Evaluation of Sorghum bicolor leaf base extract for gastrointestinal effects
AbstractThe leaf base of Sorghum bicolor (Family: Gramineae, Poaceae) was cold-macerated with 70% v/v methanol. The aqueous methanolic extract was further fractionated into non-polar, medium polar and
very polar components using hexane, ethylacetate and water (aqueous), respectively. The gastrointestinal effects of these extracts were tested on intestinal motility (transit) in mice, castor oilinduced diarrhoeal model in rats, isolated rabbit jejunum, guinea pig ileum and rat stomach fundus
strip. The oral and intraperitoneal LD50 values for the extracts were determined in mice and rats.

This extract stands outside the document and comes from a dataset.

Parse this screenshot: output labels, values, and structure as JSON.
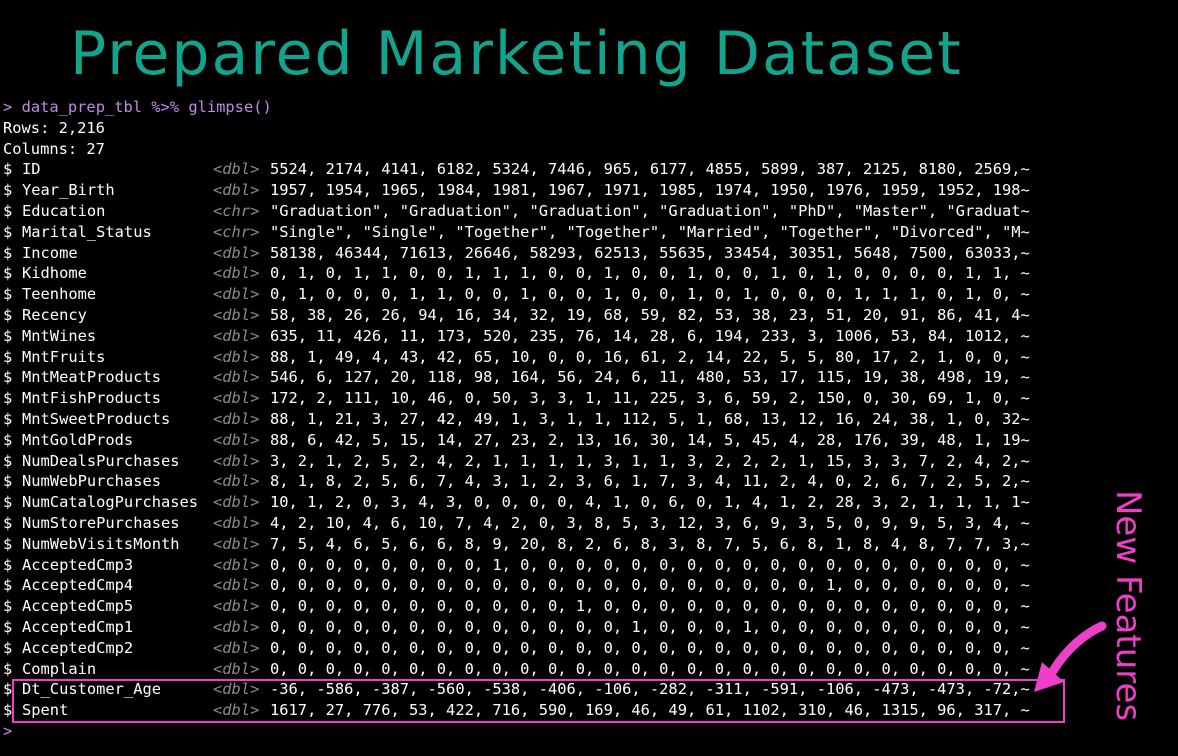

The aqueous methanolic extract (100 – 400 mg/kg i.p) significantly (P < 0.05) and dose-dependently decreased the intestinal motility, inhibited castor oil-induced diarrhoea, produced concentrationdependent relaxation of rabbit jejunum with half maximal effective concentration (EC50) of 0.21 mg/ml. This extract also produced both non-myogenic and slight relaxation effects on guinea pig ileum and a
contraction on rat stomach fundus strips. Both aqueous and ethylacetate fractions also reduced intestinal motility. However, ethylacetate fraction caused greater reduction than the aqueous fraction. The oral LD50 value for the aqueous methanolic extact in both rats and mice was found to be 2000 mg/kg while the intraperitoneal values are 1414.2 mg/kg in rats and 1341.6 mg/kg in mice. The intrapertoneal value for both aqueous and ethylacetate fractions is 2000 mg/kg in mice. The study provided scientific bases for the traditional use of S. bicolor for treatment of gastrointestinal related problems such as diarrhoea.